November 20, 2014

sometimes I wanna punch Norman Rockwell in the mouth.



That’s sinful.  Sorry. 

Norman Rockwell was the artist who painted a lot of classic pieces that showed American culture in the mid 1900s.  Life was good. Families were together.  People were happy.  He did a Thanksgiving piece called “Freedom from want” where the big family with big smiles is gathered around a big turkey.  It’s what Thanksgiving is supposed to look like.

It’s a beautiful painting.  Nobody is eating alone, hurting and wishing for things to be like how they were. Nobody’s just pretending to be thankful while they feel empty.  Nobody spilled on the carpet, and so nobody is yelling.   Nobody is drunk and saying things that they shouldn’t.  Everyone’s happy and actually speaking to each other.  Nobody’s crying in the back room.

I want to punch Norman Rockwell in the mouth because it’s a beautiful painting, but sometimes Thanksgiving doesn’t look like that.  If your Thanksgiving doesn’t look like it should, it’s painful seeing the perfect family with perfect smiles who have no problems.  We want that.

We want it so bad we’re willing to chase down self help books that don’t really help. We’re willing to pretend everything’s fine when it isn’t.  We’re willing to pretend, at least for a day, that our families aren’t broken somehow.  We act out our traditions and hope nobody messes up their part so we can recreate that Norman Rockwell Thanksgiving.  Some years it seems to work.  Some years it doesn’t, no matter how hard you try. 

Sometimes you sit down to a meal of thanksgiving with a family that doesn’t look like everyone else’s family.  With friends who are spending the whole meal arguing. While someone is secretly planning to betray you with a kiss.


Jesus did. It was His last supper. We call it the Eucharist.  It means thanksgiving.  The last supper was a meal of Thanksgiving.  It wasn’t because it was the perfect meal with the perfect family.  Far from it.  It was because in it, our Lord gives Himself to sinners.  He speaks words so powerful they cut right through all of the sin and pain at that table.  “Take. Eat. This is My body, given for you.  Take. Drink. This is my blood of the New Testament, shed for you, for the forgiveness of your sins.”

When we celebrate the Lord’s Supper, the Eucharist, we really do eat and drink Christ’s body and blood.  We really do receive the forgiveness of sins.  Your sins are forgiven.  That changes things.  It means that what’s broken around you is healed.  Not in a “let’s just pretend” way.  Real, in a way that lets us actually take all of the pain and frustration and lay it at the foot of the cross where our Lord died for us, bearing the weight of all of our sin for us, and call it finished.
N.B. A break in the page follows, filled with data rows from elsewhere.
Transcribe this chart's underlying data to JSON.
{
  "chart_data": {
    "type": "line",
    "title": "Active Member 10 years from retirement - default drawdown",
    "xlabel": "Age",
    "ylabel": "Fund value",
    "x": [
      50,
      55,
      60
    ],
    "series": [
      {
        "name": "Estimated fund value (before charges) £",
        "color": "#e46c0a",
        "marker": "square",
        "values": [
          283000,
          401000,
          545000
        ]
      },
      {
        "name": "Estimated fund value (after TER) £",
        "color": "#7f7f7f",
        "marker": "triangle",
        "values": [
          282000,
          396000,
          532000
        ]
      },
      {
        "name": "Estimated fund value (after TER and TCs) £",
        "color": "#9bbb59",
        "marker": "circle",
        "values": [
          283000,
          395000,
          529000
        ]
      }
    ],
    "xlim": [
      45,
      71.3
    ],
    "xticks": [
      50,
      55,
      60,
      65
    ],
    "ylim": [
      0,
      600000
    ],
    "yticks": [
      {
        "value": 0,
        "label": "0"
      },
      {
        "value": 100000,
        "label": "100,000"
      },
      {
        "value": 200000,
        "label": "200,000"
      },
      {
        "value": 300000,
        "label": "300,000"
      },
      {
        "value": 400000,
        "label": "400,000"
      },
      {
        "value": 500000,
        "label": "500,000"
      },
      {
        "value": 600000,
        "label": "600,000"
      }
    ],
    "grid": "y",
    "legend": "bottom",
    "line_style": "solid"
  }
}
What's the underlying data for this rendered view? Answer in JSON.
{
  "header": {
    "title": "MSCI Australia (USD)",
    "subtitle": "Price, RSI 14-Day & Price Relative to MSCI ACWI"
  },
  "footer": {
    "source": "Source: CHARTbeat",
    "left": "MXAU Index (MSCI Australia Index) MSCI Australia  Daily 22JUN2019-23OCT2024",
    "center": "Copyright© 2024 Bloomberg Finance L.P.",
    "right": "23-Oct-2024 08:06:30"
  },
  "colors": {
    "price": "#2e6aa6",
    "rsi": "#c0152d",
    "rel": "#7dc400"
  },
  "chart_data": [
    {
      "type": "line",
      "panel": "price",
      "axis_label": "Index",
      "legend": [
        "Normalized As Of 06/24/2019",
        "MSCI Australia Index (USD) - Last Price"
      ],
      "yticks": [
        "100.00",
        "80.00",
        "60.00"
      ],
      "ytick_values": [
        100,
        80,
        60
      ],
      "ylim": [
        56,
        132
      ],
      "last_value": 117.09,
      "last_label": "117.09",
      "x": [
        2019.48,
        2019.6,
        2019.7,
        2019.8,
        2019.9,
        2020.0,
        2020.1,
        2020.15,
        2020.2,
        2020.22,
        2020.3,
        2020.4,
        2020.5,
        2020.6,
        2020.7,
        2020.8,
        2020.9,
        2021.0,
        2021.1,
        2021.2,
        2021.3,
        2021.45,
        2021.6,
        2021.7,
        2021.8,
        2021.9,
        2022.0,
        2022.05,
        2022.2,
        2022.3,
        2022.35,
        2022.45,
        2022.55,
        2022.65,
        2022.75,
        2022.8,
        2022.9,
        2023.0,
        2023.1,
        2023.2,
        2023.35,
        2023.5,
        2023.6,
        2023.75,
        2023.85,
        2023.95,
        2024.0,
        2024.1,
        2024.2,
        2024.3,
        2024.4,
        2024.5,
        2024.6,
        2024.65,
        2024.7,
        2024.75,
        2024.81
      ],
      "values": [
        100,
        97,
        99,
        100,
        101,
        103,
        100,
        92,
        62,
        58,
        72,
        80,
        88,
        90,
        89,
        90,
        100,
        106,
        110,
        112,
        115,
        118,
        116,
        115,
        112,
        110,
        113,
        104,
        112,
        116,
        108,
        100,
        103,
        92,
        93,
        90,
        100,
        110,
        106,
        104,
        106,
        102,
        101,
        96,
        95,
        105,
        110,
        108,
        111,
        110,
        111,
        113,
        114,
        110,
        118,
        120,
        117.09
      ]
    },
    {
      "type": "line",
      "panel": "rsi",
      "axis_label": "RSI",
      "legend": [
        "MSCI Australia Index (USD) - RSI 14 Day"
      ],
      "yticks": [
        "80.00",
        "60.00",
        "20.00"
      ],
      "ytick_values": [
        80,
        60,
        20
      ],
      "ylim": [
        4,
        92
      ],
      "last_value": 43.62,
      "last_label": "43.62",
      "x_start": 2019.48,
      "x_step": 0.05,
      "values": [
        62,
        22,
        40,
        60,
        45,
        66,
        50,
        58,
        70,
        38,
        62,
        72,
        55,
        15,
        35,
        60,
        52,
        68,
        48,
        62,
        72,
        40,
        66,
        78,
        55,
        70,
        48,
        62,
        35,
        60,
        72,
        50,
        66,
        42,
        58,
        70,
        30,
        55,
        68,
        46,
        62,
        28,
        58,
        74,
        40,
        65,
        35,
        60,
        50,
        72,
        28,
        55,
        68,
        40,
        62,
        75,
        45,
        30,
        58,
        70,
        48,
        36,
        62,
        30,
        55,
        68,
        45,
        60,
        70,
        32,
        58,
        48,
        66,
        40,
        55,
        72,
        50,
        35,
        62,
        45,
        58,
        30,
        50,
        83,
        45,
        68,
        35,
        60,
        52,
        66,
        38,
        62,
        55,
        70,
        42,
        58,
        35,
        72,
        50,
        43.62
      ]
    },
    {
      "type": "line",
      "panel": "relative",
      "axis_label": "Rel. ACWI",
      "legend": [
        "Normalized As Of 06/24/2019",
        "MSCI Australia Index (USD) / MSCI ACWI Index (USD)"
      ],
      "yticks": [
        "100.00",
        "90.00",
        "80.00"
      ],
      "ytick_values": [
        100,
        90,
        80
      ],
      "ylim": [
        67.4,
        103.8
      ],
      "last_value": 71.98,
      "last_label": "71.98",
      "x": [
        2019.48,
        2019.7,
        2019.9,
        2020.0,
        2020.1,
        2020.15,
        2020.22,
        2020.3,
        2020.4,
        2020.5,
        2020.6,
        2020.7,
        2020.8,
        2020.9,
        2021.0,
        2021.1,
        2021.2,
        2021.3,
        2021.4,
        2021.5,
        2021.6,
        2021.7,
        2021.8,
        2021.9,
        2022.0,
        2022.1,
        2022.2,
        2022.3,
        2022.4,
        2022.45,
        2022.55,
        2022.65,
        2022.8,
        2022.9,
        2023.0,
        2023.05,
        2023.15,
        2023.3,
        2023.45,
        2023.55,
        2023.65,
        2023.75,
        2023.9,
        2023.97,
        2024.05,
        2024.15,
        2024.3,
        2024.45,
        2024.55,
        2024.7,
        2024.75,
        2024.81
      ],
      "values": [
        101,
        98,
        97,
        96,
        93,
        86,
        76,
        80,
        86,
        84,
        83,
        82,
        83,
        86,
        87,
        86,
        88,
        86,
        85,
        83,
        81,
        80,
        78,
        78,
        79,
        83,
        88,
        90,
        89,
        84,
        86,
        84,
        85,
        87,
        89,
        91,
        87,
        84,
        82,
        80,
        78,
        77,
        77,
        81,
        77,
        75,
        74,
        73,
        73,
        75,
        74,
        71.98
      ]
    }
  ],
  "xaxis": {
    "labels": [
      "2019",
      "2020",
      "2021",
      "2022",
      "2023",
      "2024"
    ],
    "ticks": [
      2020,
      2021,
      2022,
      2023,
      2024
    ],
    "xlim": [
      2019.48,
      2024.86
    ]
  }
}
Real, in a real way that lets us cast off the guilt for what we’ve done wrong to the ones closest to us.  Real, in a way that lets us look at the people across the table with eyes that don’t see sin, but a sinner who Christ actually died for.  Real, in a way that undoes the power of death itself, and gives us hope that those who have been cut off from us in faith are not gone, but we will see them again in the fullness of the Marriage Feast of the Lamb in His Kingdom which has no end. 
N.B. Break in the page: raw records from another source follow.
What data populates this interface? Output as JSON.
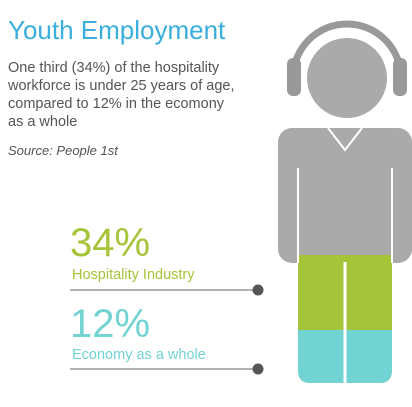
{
  "header": {
    "title": "Youth Employment"
  },
  "description": [
    "One third (34%) of the hospitality",
    "workforce is under 25 years of age,",
    "compared to 12% in the ecomony",
    "as a whole"
  ],
  "source": "Source: People 1st",
  "stats": [
    {
      "value": "34%",
      "label": "Hospitality Industry"
    },
    {
      "value": "12%",
      "label": "Economy as a whole"
    }
  ]
}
Christians celebrate the Eucharist on Thanksgiving because it’s a meal that forgives so powerfully that it undoes sin and joins us to heaven itself.  Christians don’t have perfect families.  They have Jesus, who forgives.  When they sit down together, they sit down as brothers and sisters in Christ, forgiven, and whole, joined by a God who loved them enough to feed them with His own body and blood.